ABC Magnetic Field derivation

[Nakul Aggarwal]

Can somebody please post the derivation of the ABC magnetic field components whose magnetic field components in the three cartesian directions(B1, B2, B3) are given by the following:
B1=A*sin(z)+C*cos(y)
B2=B*sin(x)+A*cos(z)
B3=C*sin(y)+B*cos(x)

 

[Charles Link]

An interesting magnetic field pattern. I'm going to presume this is not a homework problem because it would then belong in the homework section. $\\$ The first thing I observed is that $\nabla \cdot \vec{B}=0$. $\\$ To analyze what it is, you can set $B=0$ and $C=0$, and see what $A$ does by itself. The $A$ term causes a magnetic field with constant amplitude, (amplitude =$A$), in the x-y plane that spirals around as $z$ is increased. The cycle of the spiral for $z$ is $\Delta z=\frac{1}{2 \pi }$. The $B$ and $C$ terms behave similarly, and the results are superimposed, (with $B$ acting in the y-z plane, and $C$ in the x-z plane). Perhaps someone else can see something else of interest. One item is it seems to have infinite extent, and does not appear to represent a real physical system.

 

[Nakul Aggarwal]

True, it is a force-free helical steady-state solution of the Euler's equation in fluid dynamics. It does represent a physical situation as if you set A=1,B=1 and C=1, it represents a kinetic dynamo and this field is present in the solar corona as well.
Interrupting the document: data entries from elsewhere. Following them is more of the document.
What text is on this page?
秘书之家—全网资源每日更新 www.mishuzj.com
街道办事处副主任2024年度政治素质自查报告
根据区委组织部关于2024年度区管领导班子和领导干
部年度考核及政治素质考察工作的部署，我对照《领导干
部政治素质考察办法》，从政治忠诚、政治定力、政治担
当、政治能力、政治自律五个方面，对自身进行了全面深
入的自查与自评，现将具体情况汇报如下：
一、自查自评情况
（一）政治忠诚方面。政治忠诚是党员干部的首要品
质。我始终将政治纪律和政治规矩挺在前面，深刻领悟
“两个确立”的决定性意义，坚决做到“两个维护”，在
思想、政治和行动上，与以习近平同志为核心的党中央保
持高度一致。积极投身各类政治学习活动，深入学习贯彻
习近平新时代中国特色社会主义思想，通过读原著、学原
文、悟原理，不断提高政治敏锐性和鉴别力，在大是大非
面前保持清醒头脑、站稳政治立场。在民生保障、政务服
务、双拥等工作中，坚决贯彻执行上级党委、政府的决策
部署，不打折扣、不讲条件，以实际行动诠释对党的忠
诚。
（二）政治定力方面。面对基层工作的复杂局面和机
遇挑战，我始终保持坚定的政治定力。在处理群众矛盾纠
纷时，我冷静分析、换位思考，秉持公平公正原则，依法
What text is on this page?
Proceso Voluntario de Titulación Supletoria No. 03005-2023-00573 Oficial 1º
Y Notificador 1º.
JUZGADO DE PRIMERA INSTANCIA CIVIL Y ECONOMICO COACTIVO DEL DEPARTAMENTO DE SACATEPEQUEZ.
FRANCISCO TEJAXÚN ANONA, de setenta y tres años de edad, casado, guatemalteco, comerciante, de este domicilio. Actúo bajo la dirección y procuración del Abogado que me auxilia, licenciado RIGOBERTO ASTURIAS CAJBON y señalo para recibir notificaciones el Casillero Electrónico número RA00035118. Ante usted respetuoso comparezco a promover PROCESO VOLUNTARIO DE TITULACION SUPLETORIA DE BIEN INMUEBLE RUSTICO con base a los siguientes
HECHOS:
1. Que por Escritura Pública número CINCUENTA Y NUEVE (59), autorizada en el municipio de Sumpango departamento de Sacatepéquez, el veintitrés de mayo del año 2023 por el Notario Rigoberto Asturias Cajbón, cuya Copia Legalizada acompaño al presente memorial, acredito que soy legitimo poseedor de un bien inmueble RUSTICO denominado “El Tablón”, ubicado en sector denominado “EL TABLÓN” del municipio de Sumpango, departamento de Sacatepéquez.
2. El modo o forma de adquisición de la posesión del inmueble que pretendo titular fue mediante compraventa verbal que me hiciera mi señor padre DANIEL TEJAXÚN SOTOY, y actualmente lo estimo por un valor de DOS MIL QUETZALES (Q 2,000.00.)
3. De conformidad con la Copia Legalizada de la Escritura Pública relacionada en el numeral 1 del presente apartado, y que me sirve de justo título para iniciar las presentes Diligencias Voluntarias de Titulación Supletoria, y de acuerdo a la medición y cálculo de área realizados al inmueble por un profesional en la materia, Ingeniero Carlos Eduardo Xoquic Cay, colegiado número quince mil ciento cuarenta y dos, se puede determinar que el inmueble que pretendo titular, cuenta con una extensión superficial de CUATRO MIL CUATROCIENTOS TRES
It has a regular and chaotic trajectory after plotting its Poincare map and calculating its Liapunov Exponents. I just need how it is derived from $\nabla\cross\vec{B}=constant*\vec{B}$ and using Euler's Equation

 

[Charles Link]

Given $\nabla \times \vec{B}=k \, \vec{B}$, this differential equation does have an integral solution. Sometimes there are additional homogeneous solutions that need to be added, but it is basically of the Biot-Savart form: Maxwell's equation $\nabla \times \vec{B} =\mu_o \vec{J}$ has the Biot-Savart solution: $\vec{B}(\vec{x})=\frac{\mu_o}{4 \pi} \int \frac{\vec{J}(\vec{x'}) \times (\vec{x}-\vec{x'})}{|\vec{x}-\vec{x'}|^3} \, d^3x'$. $\\$ If your last equation in the previous post is correct, it should be possible to at least show that the solution is consistent, i.e. if you replace $\mu_o \vec{J}$ by $k \vec{B}$, with the form as provided, you should get consistency on both sides. $\\$ Edit: The better way would be to simply put in the solution of $\nabla \times \vec{B}=k \, \vec{B}$, and solve for $k$. The $A$ term satisfies it for $k=1$ , and I believe the $B$ and $C$ do also. Starting with $\nabla \times \vec{B}=\vec{B}$, it really is only necessary to show that your solution satisfies the differential equation. It is unnecessary to derive anything.